The Facebook post about hand sanitizers showed a burned area of the storage pocket on the side of driver’s door. Some fire departments across the country even shared the post, saying the alcohol in the sanitizer could catch fire spontaneously from the summer heat inside a car.
But, like many social media posts, it wasn’t true and accurate. The information received so much attention during the past week that the National Fire Protection Association made a special video and disseminated correct information.
Guy Colonna, director of technical services with NFPA, said the alcohol in hand sanitizer can catch fire with contact to a flame or an electrical spark. But a bottle of hand sanitizer cannot “ignite from heat alone independent of flames,” he said.
The temperature inside a vehicle in the summer sun can reach about 150 degrees Fahrenheit, though in Southeast Texas it may seem hotter.

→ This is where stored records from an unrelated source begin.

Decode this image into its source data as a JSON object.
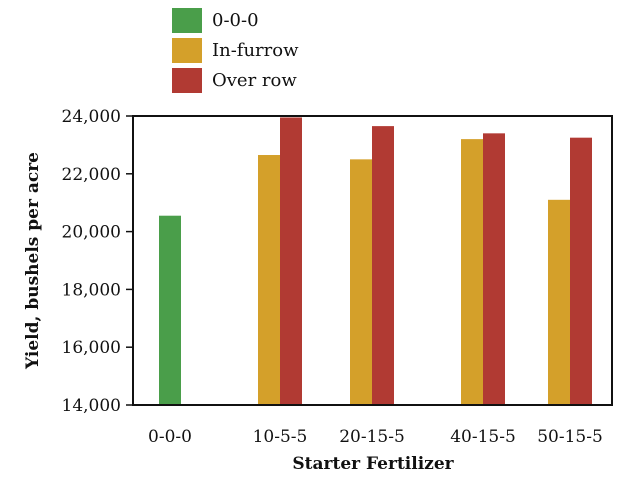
{
  "chart_data": {
    "type": "bar",
    "title": "",
    "xlabel": "Starter Fertilizer",
    "ylabel": "Yield, bushels per acre",
    "ylim": [
      14000,
      24000
    ],
    "yticks": [
      14000,
      16000,
      18000,
      20000,
      22000,
      24000
    ],
    "ytick_labels": [
      "14,000",
      "16,000",
      "18,000",
      "20,000",
      "22,000",
      "24,000"
    ],
    "categories": [
      "0-0-0",
      "10-5-5",
      "20-15-5",
      "40-15-5",
      "50-15-5"
    ],
    "series": [
      {
        "name": "0-0-0",
        "color": "#4a9e4a",
        "values": [
          20550,
          null,
          null,
          null,
          null
        ]
      },
      {
        "name": "In-furrow",
        "color": "#d4a02a",
        "values": [
          null,
          22650,
          22500,
          23200,
          21100
        ]
      },
      {
        "name": "Over row",
        "color": "#b13a33",
        "values": [
          null,
          23950,
          23650,
          23400,
          23250
        ]
      }
    ],
    "legend_position": "top-center",
    "grid": false
  }
}
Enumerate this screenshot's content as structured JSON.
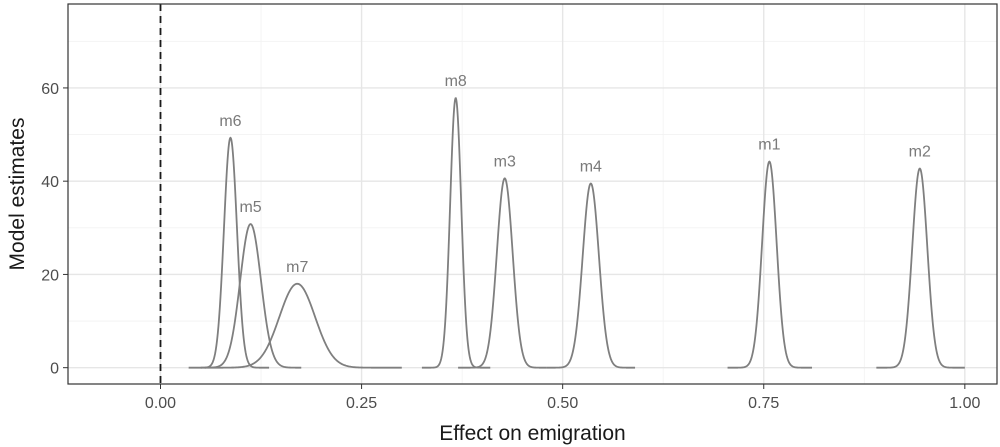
{
  "chart_data": {
    "type": "density",
    "xlabel": "Effect on emigration",
    "ylabel": "Model estimates",
    "xlim": [
      -0.115,
      1.04
    ],
    "ylim": [
      -3.5,
      78
    ],
    "x_ticks": [
      0.0,
      0.25,
      0.5,
      0.75,
      1.0
    ],
    "x_tick_labels": [
      "0.00",
      "0.25",
      "0.50",
      "0.75",
      "1.00"
    ],
    "y_ticks": [
      0,
      20,
      40,
      60
    ],
    "y_tick_labels": [
      "0",
      "20",
      "40",
      "60"
    ],
    "grid": true,
    "reference_line": {
      "x": 0.0,
      "style": "dashed"
    },
    "series": [
      {
        "name": "m1",
        "mean": 0.757,
        "peak": 44.2,
        "x_range": [
          0.705,
          0.81
        ]
      },
      {
        "name": "m2",
        "mean": 0.944,
        "peak": 42.7,
        "x_range": [
          0.89,
          1.0
        ]
      },
      {
        "name": "m3",
        "mean": 0.428,
        "peak": 40.6,
        "x_range": [
          0.37,
          0.48
        ]
      },
      {
        "name": "m4",
        "mean": 0.535,
        "peak": 39.5,
        "x_range": [
          0.48,
          0.59
        ]
      },
      {
        "name": "m5",
        "mean": 0.112,
        "peak": 30.8,
        "x_range": [
          0.05,
          0.175
        ]
      },
      {
        "name": "m6",
        "mean": 0.087,
        "peak": 49.3,
        "x_range": [
          0.035,
          0.135
        ]
      },
      {
        "name": "m7",
        "mean": 0.17,
        "peak": 18.0,
        "x_range": [
          0.055,
          0.3
        ]
      },
      {
        "name": "m8",
        "mean": 0.367,
        "peak": 57.8,
        "x_range": [
          0.325,
          0.41
        ]
      }
    ]
  }
}
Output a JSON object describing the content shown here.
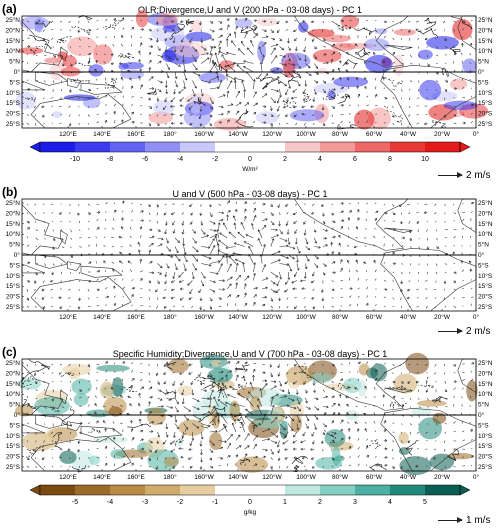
{
  "panels": [
    {
      "label": "(a)",
      "title": "OLR;Divergence,U and V (200 hPa - 03-08 days) - PC 1",
      "ref_vector": "2 m/s",
      "colorbar": {
        "ticks": [
          "-10",
          "-8",
          "-6",
          "-4",
          "-2",
          "0",
          "2",
          "4",
          "6",
          "8",
          "10"
        ],
        "unit": "W/m²",
        "colors": [
          "#1d1de8",
          "#3b3bf0",
          "#6464f4",
          "#9090f7",
          "#c8c8fb",
          "#ffffff",
          "#ffffff",
          "#f8c8c8",
          "#f49898",
          "#ef6868",
          "#e83838",
          "#e21a1a"
        ]
      }
    },
    {
      "label": "(b)",
      "title": "U and V (500 hPa - 03-08 days) - PC 1",
      "ref_vector": "2 m/s"
    },
    {
      "label": "(c)",
      "title": "Specific Humidity;Divergence,U and V (700 hPa - 03-08 days) - PC 1",
      "ref_vector": "1 m/s",
      "colorbar": {
        "ticks": [
          "-5",
          "-4",
          "-3",
          "-2",
          "-1",
          "0",
          "1",
          "2",
          "3",
          "4",
          "5"
        ],
        "unit": "g/kg",
        "colors": [
          "#7a4a10",
          "#9a6a26",
          "#b88a44",
          "#d0ac6c",
          "#e6cea0",
          "#ffffff",
          "#ffffff",
          "#bfe8e0",
          "#84d0c4",
          "#4cb0a2",
          "#208a7c",
          "#0a5e52"
        ]
      }
    }
  ],
  "lat_labels": [
    "25°N",
    "20°N",
    "15°N",
    "10°N",
    "5°N",
    "0°",
    "5°S",
    "10°S",
    "15°S",
    "20°S",
    "25°S"
  ],
  "lon_labels": [
    "120°E",
    "140°E",
    "160°E",
    "180°",
    "160°W",
    "140°W",
    "120°W",
    "100°W",
    "80°W",
    "60°W",
    "40°W",
    "20°W",
    "0°"
  ]
}
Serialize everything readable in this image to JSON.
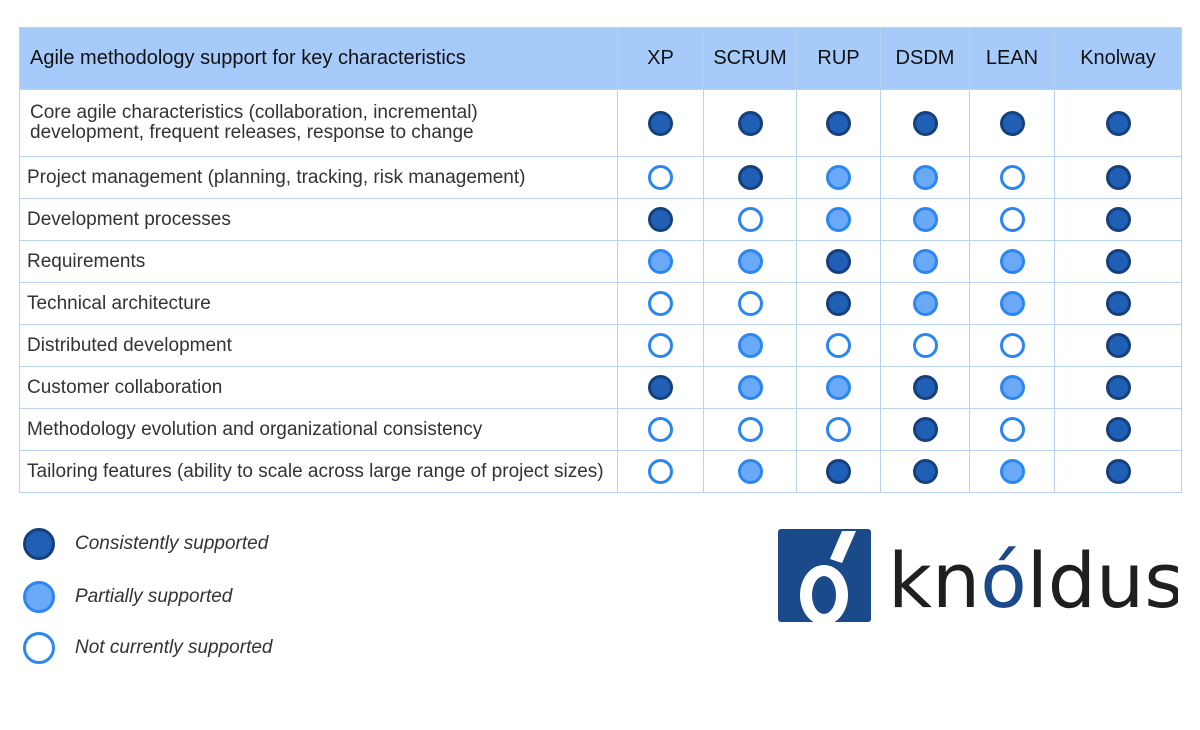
{
  "table": {
    "title": "Agile methodology support for key characteristics",
    "columns": [
      "XP",
      "SCRUM",
      "RUP",
      "DSDM",
      "LEAN",
      "Knolway"
    ],
    "rows": [
      {
        "label_line1": "Core agile characteristics (collaboration, incremental)",
        "label_line2": "development, frequent releases, response to change",
        "support": [
          "full",
          "full",
          "full",
          "full",
          "full",
          "full"
        ]
      },
      {
        "label": "Project management (planning, tracking, risk management)",
        "support": [
          "none",
          "full",
          "partial",
          "partial",
          "none",
          "full"
        ]
      },
      {
        "label": "Development processes",
        "support": [
          "full",
          "none",
          "partial",
          "partial",
          "none",
          "full"
        ]
      },
      {
        "label": "Requirements",
        "support": [
          "partial",
          "partial",
          "full",
          "partial",
          "partial",
          "full"
        ]
      },
      {
        "label": "Technical architecture",
        "support": [
          "none",
          "none",
          "full",
          "partial",
          "partial",
          "full"
        ]
      },
      {
        "label": "Distributed development",
        "support": [
          "none",
          "partial",
          "none",
          "none",
          "none",
          "full"
        ]
      },
      {
        "label": "Customer collaboration",
        "support": [
          "full",
          "partial",
          "partial",
          "full",
          "partial",
          "full"
        ]
      },
      {
        "label": "Methodology evolution and organizational consistency",
        "support": [
          "none",
          "none",
          "none",
          "full",
          "none",
          "full"
        ]
      },
      {
        "label": "Tailoring features (ability to scale across large range of project sizes)",
        "support": [
          "none",
          "partial",
          "full",
          "full",
          "partial",
          "full"
        ]
      }
    ]
  },
  "legend": {
    "full": "Consistently supported",
    "partial": "Partially supported",
    "none": "Not currently supported"
  },
  "logo": {
    "text": "knóldus",
    "colors": {
      "primary": "#1b4a8a",
      "text": "#1f1f1f"
    }
  },
  "colors": {
    "header_bg": "#a6cbfb",
    "full": "#1f5fb5",
    "partial": "#6aa9f8",
    "none_border": "#2b86f0"
  }
}
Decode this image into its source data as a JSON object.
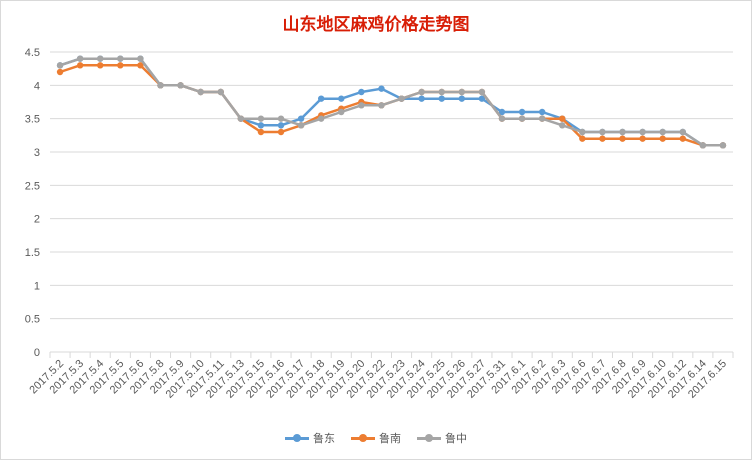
{
  "chart_data": {
    "type": "line",
    "title": "山东地区麻鸡价格走势图",
    "xlabel": "",
    "ylabel": "",
    "ylim": [
      0,
      4.5
    ],
    "yticks": [
      "0",
      "0.5",
      "1",
      "1.5",
      "2",
      "2.5",
      "3",
      "3.5",
      "4",
      "4.5"
    ],
    "grid": true,
    "legend_position": "bottom",
    "categories": [
      "2017.5.2",
      "2017.5.3",
      "2017.5.4",
      "2017.5.5",
      "2017.5.6",
      "2017.5.8",
      "2017.5.9",
      "2017.5.10",
      "2017.5.11",
      "2017.5.13",
      "2017.5.15",
      "2017.5.16",
      "2017.5.17",
      "2017.5.18",
      "2017.5.19",
      "2017.5.20",
      "2017.5.22",
      "2017.5.23",
      "2017.5.24",
      "2017.5.25",
      "2017.5.26",
      "2017.5.27",
      "2017.5.31",
      "2017.6.1",
      "2017.6.2",
      "2017.6.3",
      "2017.6.6",
      "2017.6.7",
      "2017.6.8",
      "2017.6.9",
      "2017.6.10",
      "2017.6.12",
      "2017.6.14",
      "2017.6.15"
    ],
    "series": [
      {
        "name": "鲁东",
        "color": "#5b9bd5",
        "values": [
          4.3,
          4.4,
          4.4,
          4.4,
          4.4,
          4.0,
          4.0,
          3.9,
          3.9,
          3.5,
          3.4,
          3.4,
          3.5,
          3.8,
          3.8,
          3.9,
          3.95,
          3.8,
          3.8,
          3.8,
          3.8,
          3.8,
          3.6,
          3.6,
          3.6,
          3.5,
          3.3,
          3.3,
          3.3,
          3.3,
          3.3,
          3.3,
          3.1,
          3.1
        ]
      },
      {
        "name": "鲁南",
        "color": "#ed7d31",
        "values": [
          4.2,
          4.3,
          4.3,
          4.3,
          4.3,
          4.0,
          4.0,
          3.9,
          3.9,
          3.5,
          3.3,
          3.3,
          3.4,
          3.55,
          3.65,
          3.75,
          3.7,
          3.8,
          3.9,
          3.9,
          3.9,
          3.9,
          3.5,
          3.5,
          3.5,
          3.5,
          3.2,
          3.2,
          3.2,
          3.2,
          3.2,
          3.2,
          3.1,
          3.1
        ]
      },
      {
        "name": "鲁中",
        "color": "#a5a5a5",
        "values": [
          4.3,
          4.4,
          4.4,
          4.4,
          4.4,
          4.0,
          4.0,
          3.9,
          3.9,
          3.5,
          3.5,
          3.5,
          3.4,
          3.5,
          3.6,
          3.7,
          3.7,
          3.8,
          3.9,
          3.9,
          3.9,
          3.9,
          3.5,
          3.5,
          3.5,
          3.4,
          3.3,
          3.3,
          3.3,
          3.3,
          3.3,
          3.3,
          3.1,
          3.1
        ]
      }
    ]
  }
}
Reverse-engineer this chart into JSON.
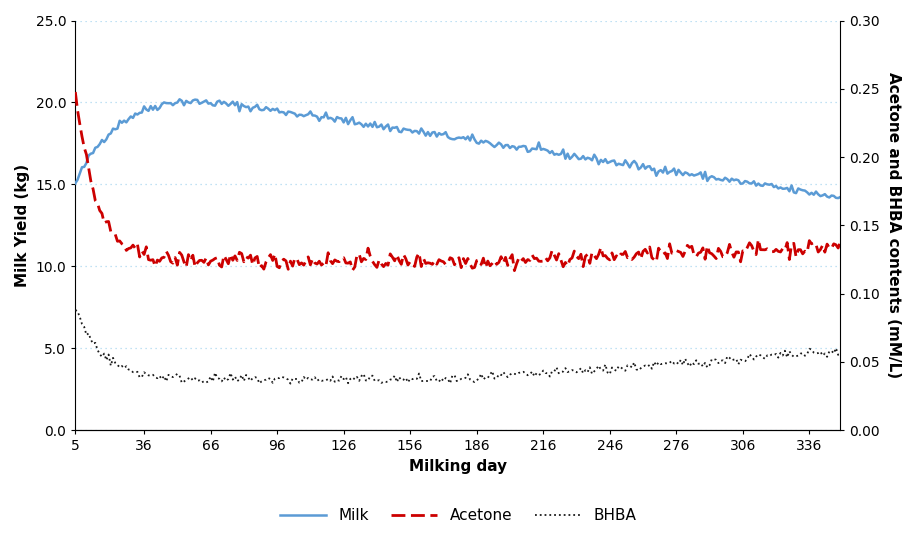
{
  "title": "",
  "xlabel": "Milking day",
  "ylabel_left": "Milk Yield (kg)",
  "ylabel_right": "Acetone and BHBA contents (mM/L)",
  "ylim_left": [
    0.0,
    25.0
  ],
  "ylim_right": [
    0.0,
    0.3
  ],
  "yticks_left": [
    0.0,
    5.0,
    10.0,
    15.0,
    20.0,
    25.0
  ],
  "yticks_right": [
    0.0,
    0.05,
    0.1,
    0.15,
    0.2,
    0.25,
    0.3
  ],
  "xticks": [
    5,
    36,
    66,
    96,
    126,
    156,
    186,
    216,
    246,
    276,
    306,
    336
  ],
  "xlim": [
    5,
    350
  ],
  "grid_color": "#add8f0",
  "milk_color": "#5b9bd5",
  "acetone_color": "#cc0000",
  "bhba_color": "#1a1a1a",
  "bg_color": "#ffffff",
  "legend_milk": "Milk",
  "legend_acetone": "Acetone",
  "legend_bhba": "BHBA",
  "noise_seed": 42
}
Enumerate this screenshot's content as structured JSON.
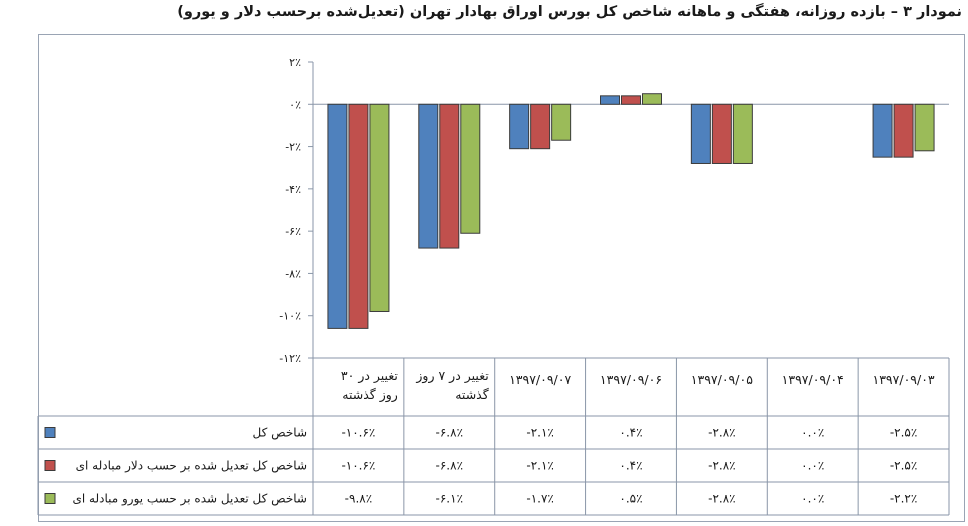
{
  "chart_data": {
    "type": "bar",
    "title": "نمودار ۳ – بازده روزانه، هفتگی و ماهانه شاخص کل بورس اوراق بهادار تهران (تعدیل‌شده برحسب دلار و یورو)",
    "categories": [
      "۱۳۹۷/۰۹/۰۳",
      "۱۳۹۷/۰۹/۰۴",
      "۱۳۹۷/۰۹/۰۵",
      "۱۳۹۷/۰۹/۰۶",
      "۱۳۹۷/۰۹/۰۷",
      "تغییر در ۷ روز گذشته",
      "تغییر در ۳۰ روز گذشته"
    ],
    "category_display": {
      "۱۳۹۷/۰۹/۰۳": [
        "۱۳۹۷/۰۹/۰۳"
      ],
      "۱۳۹۷/۰۹/۰۴": [
        "۱۳۹۷/۰۹/۰۴"
      ],
      "۱۳۹۷/۰۹/۰۵": [
        "۱۳۹۷/۰۹/۰۵"
      ],
      "۱۳۹۷/۰۹/۰۶": [
        "۱۳۹۷/۰۹/۰۶"
      ],
      "۱۳۹۷/۰۹/۰۷": [
        "۱۳۹۷/۰۹/۰۷"
      ],
      "تغییر در ۷ روز گذشته": [
        "تغییر در ۷ روز",
        "گذشته"
      ],
      "تغییر در ۳۰ روز گذشته": [
        "تغییر در ۳۰",
        "روز گذشته"
      ]
    },
    "series": [
      {
        "name": "شاخص کل",
        "color": "#4f81bd",
        "values": [
          -2.5,
          0.0,
          -2.8,
          0.4,
          -2.1,
          -6.8,
          -10.6
        ],
        "labels": [
          "-۲.۵٪",
          "۰.۰٪",
          "-۲.۸٪",
          "۰.۴٪",
          "-۲.۱٪",
          "-۶.۸٪",
          "-۱۰.۶٪"
        ]
      },
      {
        "name": "شاخص کل تعدیل شده بر حسب دلار مبادله ای",
        "color": "#c0504d",
        "values": [
          -2.5,
          0.0,
          -2.8,
          0.4,
          -2.1,
          -6.8,
          -10.6
        ],
        "labels": [
          "-۲.۵٪",
          "۰.۰٪",
          "-۲.۸٪",
          "۰.۴٪",
          "-۲.۱٪",
          "-۶.۸٪",
          "-۱۰.۶٪"
        ]
      },
      {
        "name": "شاخص کل تعدیل شده بر حسب یورو مبادله ای",
        "color": "#9bbb59",
        "values": [
          -2.2,
          0.0,
          -2.8,
          0.5,
          -1.7,
          -6.1,
          -9.8
        ],
        "labels": [
          "-۲.۲٪",
          "۰.۰٪",
          "-۲.۸٪",
          "۰.۵٪",
          "-۱.۷٪",
          "-۶.۱٪",
          "-۹.۸٪"
        ]
      }
    ],
    "ylim": [
      -12,
      2
    ],
    "yticks": [
      2,
      0,
      -2,
      -4,
      -6,
      -8,
      -10,
      -12
    ],
    "ytick_labels": [
      "۲٪",
      "۰٪",
      "-۲٪",
      "-۴٪",
      "-۶٪",
      "-۸٪",
      "-۱۰٪",
      "-۱۲٪"
    ],
    "grid": false,
    "legend": "data-table-left",
    "category_order": "right-to-left"
  }
}
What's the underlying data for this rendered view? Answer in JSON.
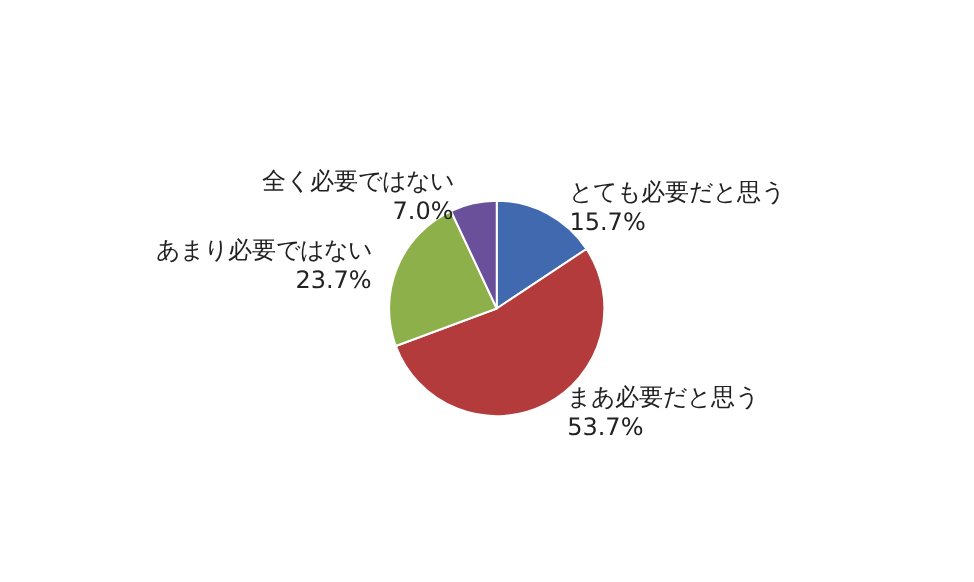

Colonna said hand sanitizer would need to be heated to more than 700 degrees Fahrenheit to combust on its own. The alcohol in sanitizer might vaporize in a hot car, he said. However, the most harm the vapors would do is pop off the top of a bottle.
The pressure from the vapors was what swelled Frenzel’s hand sanitizer bottle.
People need to be careful using hand sanitizer near an open flame like a barbecue grill. Colonna said large quanities of stored hand sanitizer of more than five gallons need special precautions.
The bottle of hand sanitizer you keep in your SUV, though, is safe for the summer.